A total of £3.4m will be provided by EDF; £1.7m by the University of Bristol; and £2.4m by the Government through the Engineering and Physical Sciences Research Council (EPSRC) - part of UK Research and Innovation. The partnership, known as Synergistic utilisation of INformatics and Data centRic Integrity engineering (SINDRI), will work with nuclear industry supply chain organisations to develop the tools. The project will also involve experts from the University of Manchester; Imperial College London; The Alan Turing Institute; The Henry Royce Institute; and the Science and Technology Facilities Council Scientific Computing Department.

 

Business secretary Kwasi Kwarteng said: “By using digital innovation to assess large energy generators such as nuclear power plants, this ingenious collaboration spearheaded by EDF and the University of Bristol will ensure the successful operation of low carbon energy generation buildings, helping the UK to meet its net-zero ambitions. “This is part of our efforts to put the funding and structures in place to ensure we build back better through innovation, drive local economic growth and cement the UK’s status as a science superpower.”
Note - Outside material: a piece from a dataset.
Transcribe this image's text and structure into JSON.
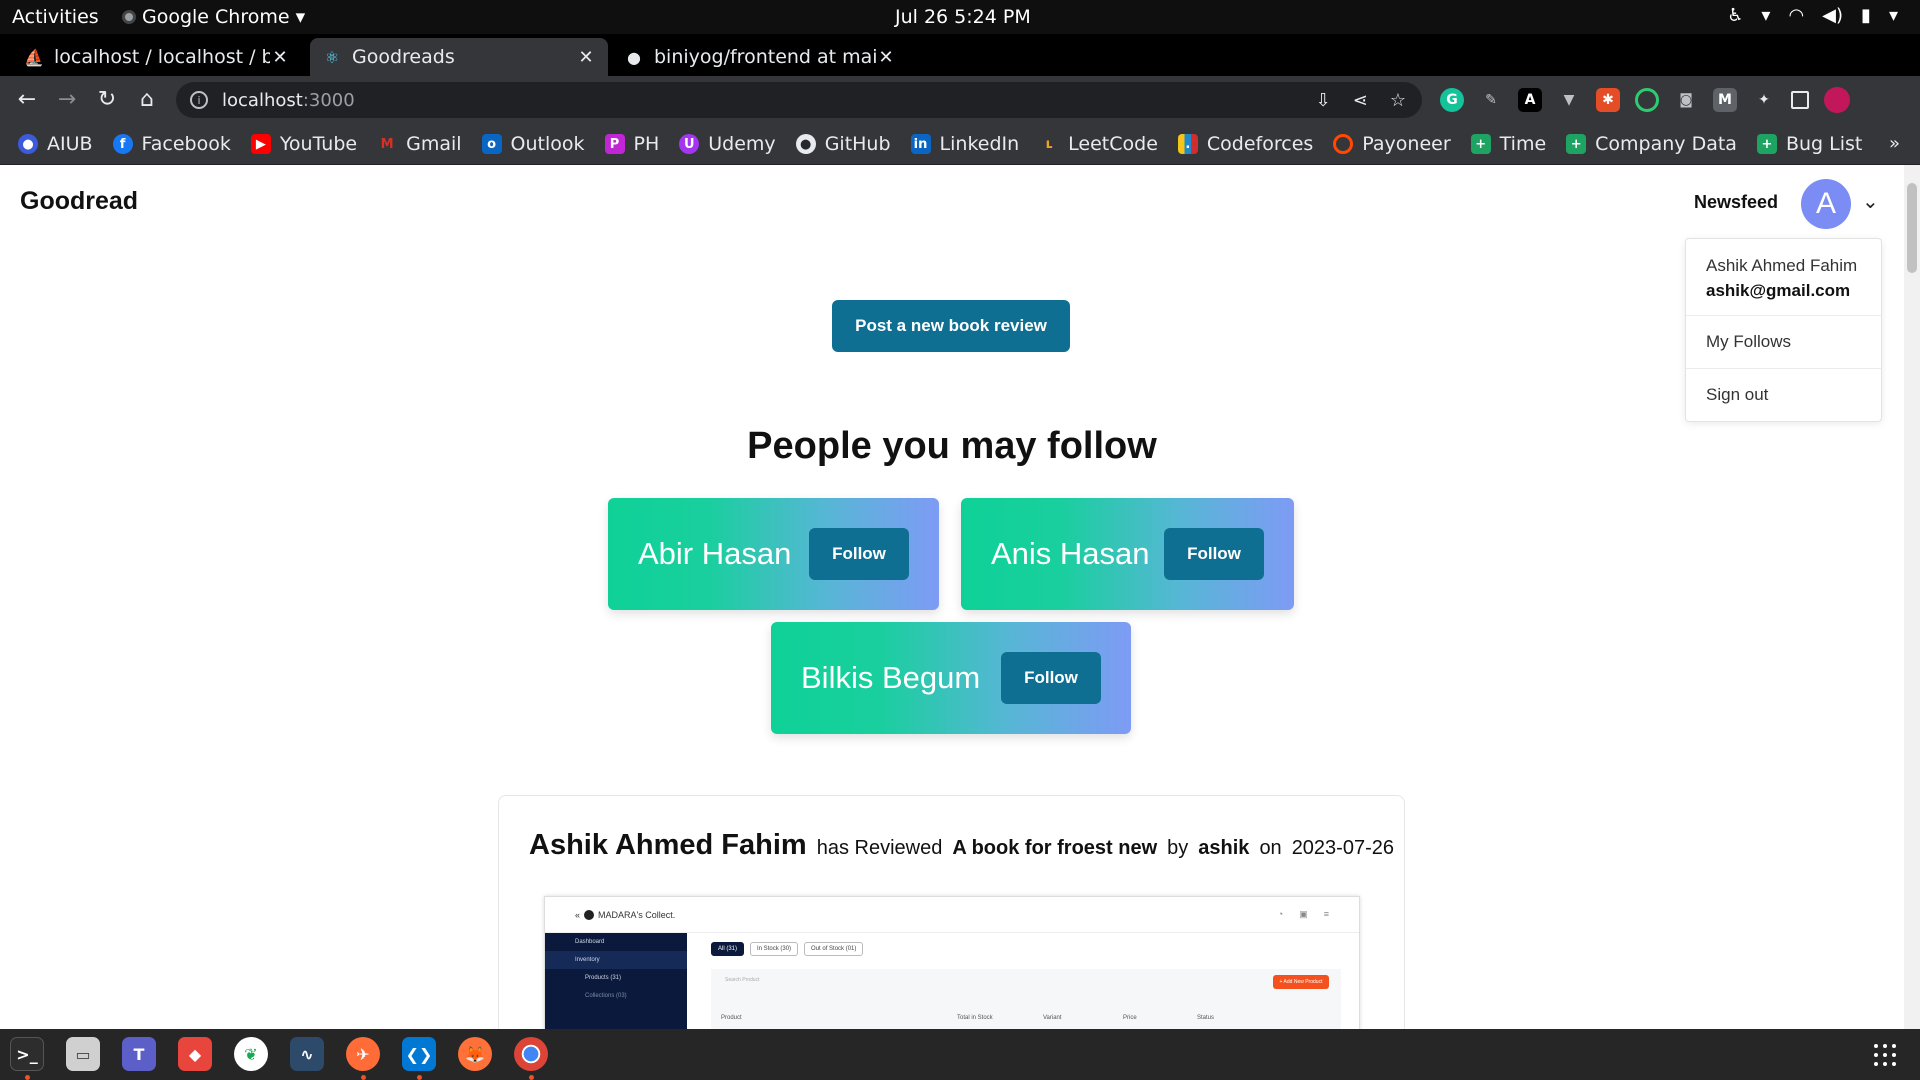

It is one of nine new partnerships which will bring together experts from business and research institutions – from Unilever to the Francis Crick Institute - to develop innovations to help the UK to meet challenges such as tackling climate change and boosting medical research. A total of £75.2m, from Government, business, and academia, is being invested into the business-led collaborations, which will develop products and technologies to drive economic growth and potentially create highly skilled jobs. The Government has said it would raise economy-wide investment in research and development to 2.4% by 2027.

 

Professor David Knowles, principal academic investigator for the partnership and chief executive of the Henry Royce Institute, said: “This research is central to the enhancement of our understanding of material behaviour which will help us attain the Government’s target of reducing the cost of new nuclear by 30% by 2030, ensuring the delivery of reliable, low-carbon energy.” Dr Ionel Nistor, head of nuclear R&D at EDF, added: “SINDRI will develop digital tools to help the UK nuclear sector and other industries to reduce costs and ensure safety when designing, building and operating strategic assets.”